Mona Lisa Too Expensive? Now You Can Own Johnny Five Aces’ Original Concept Art

Internet historians, here’s your chance to own your own piece of internet history: concept art of Johnny Five Aces, main character of the legendarily shitty game concept The Zybourne Clock.

The Zybourne Clock was an idea for a steampunk game about time travel proposed in 2003 in the forums of Something Awful, comedy website with an influential and infamous community. If you want to get up to speed on the calibre of writing in The Zybourne Clock, this is how time travel was explained in the proposed script:

“Imagine four balls on the edge of a cliff. Say a direct copy of the ball nearest the cliff is sent to the back of the line of balls and takes the place of the first ball. The formerly first ball becomes the second, the second becomes the third, and the fourth falls off the cliff. Time works the same way.”

Although the “four balls on the edge of a cliff” quote is The Zybourne Clock’s calling card, the rest of the script, written mainly other Something Awful forum members with no game development experience, is also very funny. The prologue for the game, written not as a script for a game but as one would write a novel, features a character with the normal human name of “Dirk McLauren” being accused of rape by what appears to be a robot in the guise of a child. Attempting to escape, he “runs” “slowly” through the crowd.

Just like the Something Awful forum member who tried to walk across the U.S. or the other forum member who created a zip line death trap at a summer camp, the Zybourne Clock was a shitty idea that was never finished. In the end, more fanart and fanfiction mocking the concept was made than than any of the original work. It ended up being such a long-lasting joke that a reference to it made its way into Fallout: New Vegas. If your player character has the “Wild Wasteland” trait, which makes the game zany, then you can find Johnny Five Aces lying next to four balls on a cliff. He also extremely looks like his concept art, which is the icing on the cake for this gag.

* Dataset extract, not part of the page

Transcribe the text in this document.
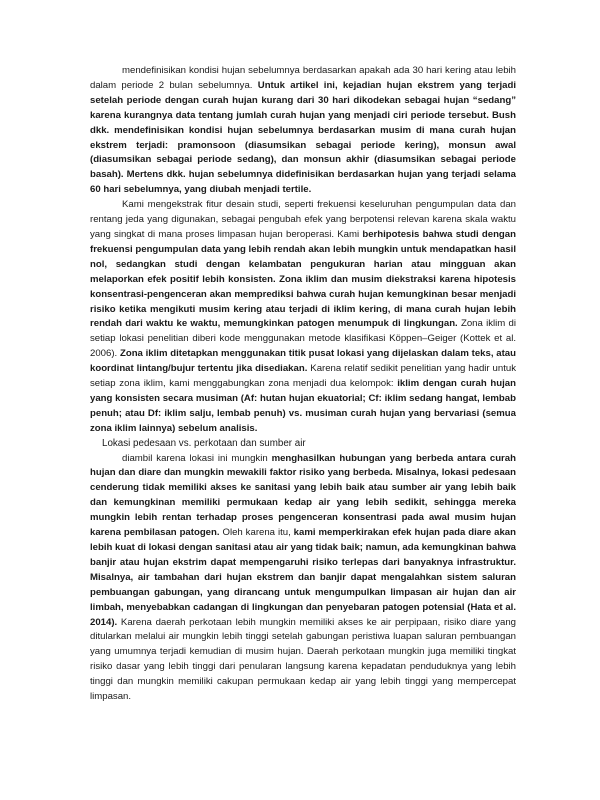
mendefinisikan kondisi hujan sebelumnya berdasarkan apakah ada 30 hari kering atau lebih dalam periode 2 bulan sebelumnya. Untuk artikel ini, kejadian hujan ekstrem yang terjadi setelah periode dengan curah hujan kurang dari 30 hari dikodekan sebagai hujan “sedang” karena kurangnya data tentang jumlah curah hujan yang menjadi ciri periode tersebut. Bush dkk. mendefinisikan kondisi hujan sebelumnya berdasarkan musim di mana curah hujan ekstrem terjadi: pramonsoon (diasumsikan sebagai periode kering), monsun awal (diasumsikan sebagai periode sedang), dan monsun akhir (diasumsikan sebagai periode basah). Mertens dkk. hujan sebelumnya didefinisikan berdasarkan hujan yang terjadi selama 60 hari sebelumnya, yang diubah menjadi tertile.

Kami mengekstrak fitur desain studi, seperti frekuensi keseluruhan pengumpulan data dan rentang jeda yang digunakan, sebagai pengubah efek yang berpotensi relevan karena skala waktu yang singkat di mana proses limpasan hujan beroperasi. Kami berhipotesis bahwa studi dengan frekuensi pengumpulan data yang lebih rendah akan lebih mungkin untuk mendapatkan hasil nol, sedangkan studi dengan kelambatan pengukuran harian atau mingguan akan melaporkan efek positif lebih konsisten. Zona iklim dan musim diekstraksi karena hipotesis konsentrasi-pengenceran akan memprediksi bahwa curah hujan kemungkinan besar menjadi risiko ketika mengikuti musim kering atau terjadi di iklim kering, di mana curah hujan lebih rendah dari waktu ke waktu, memungkinkan patogen menumpuk di lingkungan. Zona iklim di setiap lokasi penelitian diberi kode menggunakan metode klasifikasi Köppen–Geiger (Kottek et al. 2006). Zona iklim ditetapkan menggunakan titik pusat lokasi yang dijelaskan dalam teks, atau koordinat lintang/bujur tertentu jika disediakan. Karena relatif sedikit penelitian yang hadir untuk setiap zona iklim, kami menggabungkan zona menjadi dua kelompok: iklim dengan curah hujan yang konsisten secara musiman (Af: hutan hujan ekuatorial; Cf: iklim sedang hangat, lembab penuh; atau Df: iklim salju, lembab penuh) vs. musiman curah hujan yang bervariasi (semua zona iklim lainnya) sebelum analisis.

Lokasi pedesaan vs. perkotaan dan sumber air

diambil karena lokasi ini mungkin menghasilkan hubungan yang berbeda antara curah hujan dan diare dan mungkin mewakili faktor risiko yang berbeda. Misalnya, lokasi pedesaan cenderung tidak memiliki akses ke sanitasi yang lebih baik atau sumber air yang lebih baik dan kemungkinan memiliki permukaan kedap air yang lebih sedikit, sehingga mereka mungkin lebih rentan terhadap proses pengenceran konsentrasi pada awal musim hujan karena pembilasan patogen. Oleh karena itu, kami memperkirakan efek hujan pada diare akan lebih kuat di lokasi dengan sanitasi atau air yang tidak baik; namun, ada kemungkinan bahwa banjir atau hujan ekstrim dapat mempengaruhi risiko terlepas dari banyaknya infrastruktur. Misalnya, air tambahan dari hujan ekstrem dan banjir dapat mengalahkan sistem saluran pembuangan gabungan, yang dirancang untuk mengumpulkan limpasan air hujan dan air limbah, menyebabkan cadangan di lingkungan dan penyebaran patogen potensial (Hata et al. 2014). Karena daerah perkotaan lebih mungkin memiliki akses ke air perpipaan, risiko diare yang ditularkan melalui air mungkin lebih tinggi setelah gabungan peristiwa luapan saluran pembuangan yang umumnya terjadi kemudian di musim hujan. Daerah perkotaan mungkin juga memiliki tingkat risiko dasar yang lebih tinggi dari penularan langsung karena kepadatan penduduknya yang lebih tinggi dan mungkin memiliki cakupan permukaan kedap air yang lebih tinggi yang mempercepat limpasan.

How’s this priceless work of art end up on eBay? The original artist, who goes by Kunert on Twitter, found it tucked in the closet of his childhood bedroom:

Kunert uploaded a high-resolution version of the art, but the people’s thirst for The Zybourne Clock was not sated. After multiple people offered to buy it, Kunert put it on eBay.

If you obsessively read the Something Awful forums in your early teens and it therefore became the basis of your sense of humour—not that I’m speaking from experience on that—then it’s quite tempting to buy this exceedingly stupid piece of art. Fortunately for my wallet, it’s already out of my price range. At time of writing, the eager internet historians have bid over four thousand actual dollars on the Johnny Five Aces concept art, and there are still five days of bidding left.